Grove City's first president, Isaac Conrad Ketler, was a "devout Presbyterian with a passion for education" and a strong ambition to become an influential teacher and educator. His significance to the college was enormous. Ketler served as president until 1913 -- 37 years altogether, during a very formative period for the school. But equally significant for Grove City's future was the fact that Joseph Newton Pew, founder of the Pew dynasty of financiers and philanthropists, was one of Ketler's grade-school teachers and a lifelong mentor and friend of the educator. As Edwards writes: Ketler and Pew "would ultimately forge a remarkable relationship that would profoundly influence the purpose and character of Grove City College."
During the nationwide economic crisis of 1893, Ketler turned to his former instructor -- no longer an elementary-school teacher but a wealthy businessman in Pittsburgh -- to help save the financially imperiled college. Pew, like Ketler a devout Presbyterian and strong believer in the importance of good education, accepted the presidency of the school's board of trustees. Their influence continued with their sons, Weir Ketler (Grove City president from 1916 to 1956) and J. Howard Pew, who was graduated from the college in 1900 and like his father became trustee-board president. A Presbyterian as devout as his father had been, and a conservative, J. Howard Pew insisted that the college operate only on what it received in tuition and fees.
Under such leadership it was natural that Grove City College always has marched to its own beat. As other small colleges shed their religious faith and practices, nondenominational Grove City College did not.

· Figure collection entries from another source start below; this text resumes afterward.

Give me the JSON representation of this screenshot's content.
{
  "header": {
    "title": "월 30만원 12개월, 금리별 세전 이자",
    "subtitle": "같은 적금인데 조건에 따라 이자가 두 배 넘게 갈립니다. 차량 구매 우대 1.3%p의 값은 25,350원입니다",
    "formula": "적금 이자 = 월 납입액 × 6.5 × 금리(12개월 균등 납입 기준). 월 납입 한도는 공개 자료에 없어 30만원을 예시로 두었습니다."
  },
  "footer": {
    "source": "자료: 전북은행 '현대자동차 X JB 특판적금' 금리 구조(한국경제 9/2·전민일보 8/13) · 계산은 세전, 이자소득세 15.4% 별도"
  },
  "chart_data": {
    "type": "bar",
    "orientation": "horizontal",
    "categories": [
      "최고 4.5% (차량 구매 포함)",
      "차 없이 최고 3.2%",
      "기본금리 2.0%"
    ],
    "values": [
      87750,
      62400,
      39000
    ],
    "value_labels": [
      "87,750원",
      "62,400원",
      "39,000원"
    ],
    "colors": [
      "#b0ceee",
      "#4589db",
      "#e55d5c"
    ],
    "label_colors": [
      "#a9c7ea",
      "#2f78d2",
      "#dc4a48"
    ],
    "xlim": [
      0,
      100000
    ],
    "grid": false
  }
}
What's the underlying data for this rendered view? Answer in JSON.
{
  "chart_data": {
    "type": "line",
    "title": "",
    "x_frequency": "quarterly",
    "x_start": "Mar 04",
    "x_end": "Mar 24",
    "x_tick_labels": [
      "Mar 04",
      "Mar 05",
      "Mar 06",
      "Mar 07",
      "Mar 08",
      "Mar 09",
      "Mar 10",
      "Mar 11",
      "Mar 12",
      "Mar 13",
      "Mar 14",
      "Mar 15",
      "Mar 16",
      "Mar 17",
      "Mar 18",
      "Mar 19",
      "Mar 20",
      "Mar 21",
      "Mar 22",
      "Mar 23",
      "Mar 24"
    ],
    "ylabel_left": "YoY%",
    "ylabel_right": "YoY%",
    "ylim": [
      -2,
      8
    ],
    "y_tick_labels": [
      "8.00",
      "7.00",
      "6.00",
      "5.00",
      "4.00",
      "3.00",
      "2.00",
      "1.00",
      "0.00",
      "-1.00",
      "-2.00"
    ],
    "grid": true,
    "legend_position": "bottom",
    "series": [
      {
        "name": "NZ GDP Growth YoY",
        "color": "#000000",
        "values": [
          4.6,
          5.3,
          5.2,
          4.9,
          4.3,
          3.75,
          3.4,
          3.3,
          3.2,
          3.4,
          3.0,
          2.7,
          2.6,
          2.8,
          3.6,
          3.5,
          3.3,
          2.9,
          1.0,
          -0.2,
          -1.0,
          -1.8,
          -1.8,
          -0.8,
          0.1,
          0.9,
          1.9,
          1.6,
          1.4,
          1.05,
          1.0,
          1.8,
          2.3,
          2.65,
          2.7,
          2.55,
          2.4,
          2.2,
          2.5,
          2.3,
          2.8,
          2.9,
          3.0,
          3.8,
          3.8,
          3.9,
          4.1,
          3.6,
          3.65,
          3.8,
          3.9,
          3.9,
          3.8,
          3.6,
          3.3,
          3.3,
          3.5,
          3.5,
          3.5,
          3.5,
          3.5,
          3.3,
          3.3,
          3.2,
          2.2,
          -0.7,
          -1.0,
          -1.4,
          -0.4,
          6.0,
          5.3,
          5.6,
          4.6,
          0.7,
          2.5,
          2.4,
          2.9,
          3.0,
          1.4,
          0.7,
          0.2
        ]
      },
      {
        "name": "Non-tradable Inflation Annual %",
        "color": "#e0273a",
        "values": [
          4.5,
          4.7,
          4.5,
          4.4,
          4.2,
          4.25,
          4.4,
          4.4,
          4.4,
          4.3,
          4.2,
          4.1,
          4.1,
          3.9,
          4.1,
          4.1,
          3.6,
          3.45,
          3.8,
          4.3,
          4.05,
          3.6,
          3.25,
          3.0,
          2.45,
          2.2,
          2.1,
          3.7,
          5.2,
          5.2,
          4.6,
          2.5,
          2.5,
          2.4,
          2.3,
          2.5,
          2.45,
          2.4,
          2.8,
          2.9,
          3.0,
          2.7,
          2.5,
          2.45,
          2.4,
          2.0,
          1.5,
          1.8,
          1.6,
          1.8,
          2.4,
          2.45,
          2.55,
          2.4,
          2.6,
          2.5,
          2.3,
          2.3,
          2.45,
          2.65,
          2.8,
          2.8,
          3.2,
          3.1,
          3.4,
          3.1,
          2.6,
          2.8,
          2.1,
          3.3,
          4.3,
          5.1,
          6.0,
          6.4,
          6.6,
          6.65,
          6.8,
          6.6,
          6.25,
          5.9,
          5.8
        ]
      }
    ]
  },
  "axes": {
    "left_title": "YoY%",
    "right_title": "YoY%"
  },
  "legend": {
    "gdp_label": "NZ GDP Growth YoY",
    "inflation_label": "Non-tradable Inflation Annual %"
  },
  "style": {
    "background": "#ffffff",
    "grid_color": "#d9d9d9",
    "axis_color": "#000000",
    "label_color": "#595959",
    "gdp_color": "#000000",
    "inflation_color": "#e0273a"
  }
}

In the 1930s and 1940s, J. Howard Pew -- then president of Sun Oil -- was one of the nation's most outspoken critics of the New Deal, so it also was natural that Grove City College look unfavorably upon federal aid and involvement in education and that it would strive to remain the highly independent institution it is today.
In 1984, an eight-year baffle ended between Grove City College and the U.S. Department of Education over whether the college would remain exempt from federal anti-discrimination laws if its students received federal financial aid. The school lost the case (Grove City College v. Bell) but, as Edwards argues, the loss strengthened the resolve of the college to go it alone, find ways privately to provide needy students with financial help and remain independent of the ever-intrusive Department of Education.
In standing firm against government "help" Grove City College became a hero to conservatives and others across America concerned about federal Control of education. But, as Edwards shows, Grove City's act of heroism and independence wasn't something new at the college. It was in keeping with its 125-year history of strong Christian faith and traditional American individualism. Edwards quotes the current president, John H. Moore: "We take the less-traveled path at Grove City College."